Maryańska, Teresa & Halszka Osmólska | Cranial Anatomy of Saurolophus Angustirostris with Comments on the Asian Hadrosauridae (Dinosauria)

  • An uncommon offprint announcing results from the important Polish-Mongolian Palaeontological Expeditions.

    These expeditions to the Gobi, which were led by Zofia Kielan-Jaworowska between 1965 and 1971, resulted in the excavation of thirty-five tons of fossils. They “added greatly to our understanding of the diversity of dinosaurs. The material collected in those few years provided material for major portions of the careers of five or six Polish scientists” and “the scientific descriptions of dinosaurs that soon began to flow from the expeditions were almost exclusively written by Polish women, women who up to then had published on Paleozoic invertebrates” (Dodson, ”Polish Women in the Gobi – In Loving Memory of Halszka Osmólska”, American Paleontologist, Vol. 16, No. 3, Fall 2008). The authors of this piece, Teresa Maryańska (1937-2019) and Halszka Osmólska (1930-2008), were two of these specialists, who worked as a team for many years and became leaders in their field.

    Osmólska has been described as “one of the most productive dinosaur paleontologists of her generation” and “a giant” in the field (Dodson). She graduated from the University of Warsaw in 1955, and spent most of her career at the Institute of Paleobiology of the Polish Academy of Sciences, where she served as director between 1984 and 1989 and also as editor of the Institute’s journal, Acta Palaeontologica. Osmólska “was responsible for the description of 15 genera of dinosaurs. She was solo author of four of these, and first author of two more. The remarkable team of Maryańska and Osmólska was responsible for naming eight genera. She was honored in the names of a basal archosaur, Osmolskina czatkowicensis (Borsuk-Białynicka & Evans, 2003) and two dinosaurs: the oviraptorosaur Citipati osmolskae (Clark et al., 2001), and most recently (June 2008) Velociraptor osmolskae (Godefroit et al., 2008). She was elected to honorary life membership in the Society of Vertebrate Paleontology in 2003” (Dodson). Osmólska was also an editor of the The Dinosauria, one of the most important scholarly reference works on dinosaurs, first published in 1990 and “unparalleled for its comprehensiveness at the time” (Borsuk-Białynicka & Jakubowski, “In Memoriam: Teresa Maryańska”, Acta Palaeontologica, volume 64, number 4, 2019).

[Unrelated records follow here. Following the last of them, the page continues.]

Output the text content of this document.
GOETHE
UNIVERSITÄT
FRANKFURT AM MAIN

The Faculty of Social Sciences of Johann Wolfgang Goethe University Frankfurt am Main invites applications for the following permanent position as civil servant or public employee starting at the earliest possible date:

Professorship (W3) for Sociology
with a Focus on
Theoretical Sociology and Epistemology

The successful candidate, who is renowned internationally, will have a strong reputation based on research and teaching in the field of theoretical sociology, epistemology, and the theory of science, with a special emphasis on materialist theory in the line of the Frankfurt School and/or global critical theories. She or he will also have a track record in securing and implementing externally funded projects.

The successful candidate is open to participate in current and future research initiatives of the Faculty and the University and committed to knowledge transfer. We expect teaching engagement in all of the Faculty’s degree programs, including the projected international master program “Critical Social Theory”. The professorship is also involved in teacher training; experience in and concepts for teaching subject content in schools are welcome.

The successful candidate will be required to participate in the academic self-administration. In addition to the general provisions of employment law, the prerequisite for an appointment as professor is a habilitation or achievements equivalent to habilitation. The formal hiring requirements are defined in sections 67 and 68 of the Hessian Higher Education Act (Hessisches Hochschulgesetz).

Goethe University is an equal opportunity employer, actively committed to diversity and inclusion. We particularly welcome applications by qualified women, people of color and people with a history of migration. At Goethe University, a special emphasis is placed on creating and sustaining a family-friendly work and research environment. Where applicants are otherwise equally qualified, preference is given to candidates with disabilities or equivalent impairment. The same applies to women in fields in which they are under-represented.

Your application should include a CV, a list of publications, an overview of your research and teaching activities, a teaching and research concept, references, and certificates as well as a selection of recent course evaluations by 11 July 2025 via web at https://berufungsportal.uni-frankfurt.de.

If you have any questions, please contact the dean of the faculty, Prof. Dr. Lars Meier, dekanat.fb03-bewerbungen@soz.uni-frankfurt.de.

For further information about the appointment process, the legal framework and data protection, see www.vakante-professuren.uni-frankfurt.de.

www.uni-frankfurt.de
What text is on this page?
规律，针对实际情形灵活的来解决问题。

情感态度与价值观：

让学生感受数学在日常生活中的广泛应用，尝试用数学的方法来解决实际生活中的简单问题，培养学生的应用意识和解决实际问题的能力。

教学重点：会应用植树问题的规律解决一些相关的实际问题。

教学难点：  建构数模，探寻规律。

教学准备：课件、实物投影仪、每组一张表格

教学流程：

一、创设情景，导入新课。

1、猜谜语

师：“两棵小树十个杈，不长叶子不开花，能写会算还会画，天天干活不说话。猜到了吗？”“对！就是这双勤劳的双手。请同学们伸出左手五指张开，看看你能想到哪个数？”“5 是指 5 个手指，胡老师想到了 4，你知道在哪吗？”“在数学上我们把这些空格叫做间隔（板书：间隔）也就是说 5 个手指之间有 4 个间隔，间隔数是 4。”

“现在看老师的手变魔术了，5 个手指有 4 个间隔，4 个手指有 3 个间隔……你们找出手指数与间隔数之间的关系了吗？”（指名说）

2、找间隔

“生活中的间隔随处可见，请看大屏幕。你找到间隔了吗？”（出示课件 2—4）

    Teresa Maryańska was associated with the Museum of the Earth at the Polish Academy of Sciences in Warsaw, serving as vice-director between 1976 and 2006. “Her research was initially on invertebrate palaeontology. Her thesis concerned the Bryozoa, but she was always interested in vertebrates and looked for an opportunity to study them. Eventually, she was invited to participate in the Polish-Mongolian Palaeontological Expeditions to the Gobi desert, and became an active, highly appreciated participant of all four expeditions” (Borsuk-Białynicka). Maryańska’s first dinosaur research was on the ankylosaurs, and her magnum opus on their anatomy and taxonomy was published in 1977. She then worked on specimens of the pacycephalosaurs, protoceratopsians, and hadrosaurs, and oviraptors. She was also a co-author of several chapters of The Dinosauria.

  • ...Results of the Polish-Mongolian Palaeontological Expeditions–Part IX [offprint from] Palaeontologia Polonica Number 42, pp. 5-24. Warsaw & Kraków: Zakład Paleobiologii, Polska Akademia Nauk, 1981.

    11-page offprint, perfect bound. Original olive wrappers printed in black. 2 plates, illustrations within the text. Some minor creasing at the spine and light rubbing along the edges, small spot to the title page. Very good condition.